Sleep depends on your age. Here is some info:
- Infants need 12 to 16 hours
- Children ages 1-2 need 11 to 14 hours
- Kids ages 3-5 need 10 to 13 hours
- Children ages 6-12 need 9 to 12 hours
- Adults need 7 to 9 hours
14 Ways to Sleep Like a Baby Tonight:
1) No food, sugar, or soda 2-3 hours before bedtime.
Give it a break, it keeps many people up.
2) No caffeine past noon
If you can’t do that, then just make your last coffee of the day as early as you can, it will make a difference.
3) Allow yourself to slowly wind down before bedtime
We’re not robots, so give yourself a nightly routine and follow it, slowly calming the activities until you ease into bed.
4) Fill your day with productive activities
You have to earn your sleep. If you don’t go to sleep tired and spent, your sleep will be impacted. Work hard and then sleep hard. Repeat.
5) Practice relaxing breathing techniques before going to bed
I’m a huge fan of slow breathing. It’s one of the fastest ways to get the calming neurons firing and to tell your brain that you are safe. It’s calming and soothing, just try it.
6) No smartphone usage 1 hour before bedtime
Just put it down, the blue light isn’t good for you and it’s nice to have a break. I’m not telling you not to grab it first thing in the morning, but give it a break at night.
7) Create a peaceful environment 1 hour before sleeping
This is not the time to fight, think about work or talk with people who get you upset. Your mood does matter.
8) If you can’t sleep after 20 minutes, get out of bed, drink milk or write a little—then, try again
Sometimes we get stuck in the “I just can’t sleep” mode and need to change it up a little.
9) Countdown from 100 to 0
Counting sheep, from 1 to 100 actually is stimulating and can backfire. Instead countdown, it’s more soothing and make 0 your point of sleep. I use this often in hypnotherapy sessions and it works well.
10) Make sure you have a comfortable temperature in your room
Believe it or not, people like to be a drop cold when going to sleep, especially in the summer. But however you prefer it, make sure you have it that way, because it will help you sleep.
11) Drink chamomile tea
Or anything else that you find soothing. Sometimes this can make a difference. I recommend making it part of your routine for a month and tracking your progress.

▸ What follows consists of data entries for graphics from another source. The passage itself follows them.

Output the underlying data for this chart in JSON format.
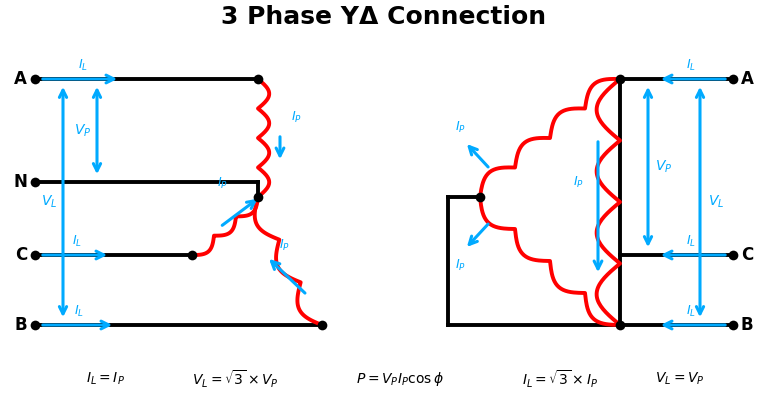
{
  "title": "3 Phase YΔ Connection",
  "title_fontsize": 18,
  "title_fontweight": "bold",
  "bg_color": "#ffffff",
  "line_color": "#000000",
  "arrow_color": "#00aaff",
  "coil_color": "#ff0000",
  "label_color": "#000000",
  "formula_left1": "$I_L = I_P$",
  "formula_left2": "$V_L = \\sqrt{3} \\times V_P$",
  "formula_center": "$P = V_P I_P \\cos\\phi$",
  "formula_right1": "$I_L = \\sqrt{3} \\times I_P$",
  "formula_right2": "$V_L = V_P$"
}
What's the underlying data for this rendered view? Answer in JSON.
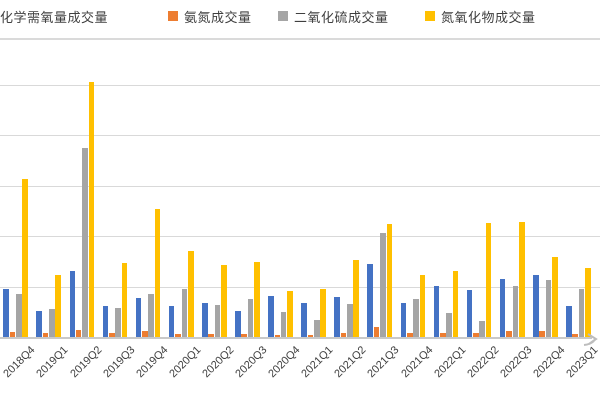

12) Take a warm shower or bath
This works well to calm the body, you can try bubbles or oils as well.
13) Clear your mind
Often worries keep us up. This is very normal, but we can’t function that way and often can’t solve issues that way either. If you are really stuck, do what I call the “brain dump”, where you write down all of the things that are occupying your mind. This can be very liberating. Let the paper worry for you while you go to sleep!
14) Discuss your concerns with your doctor
Sleep deprivation is impairing and should be taken seriously. Set your goal to get whatever help you need so that you can sleep well and perform at your best. Ask your doctor tough questions about side effects, addiction properties, and length of treatment. Get a clear family history if you can.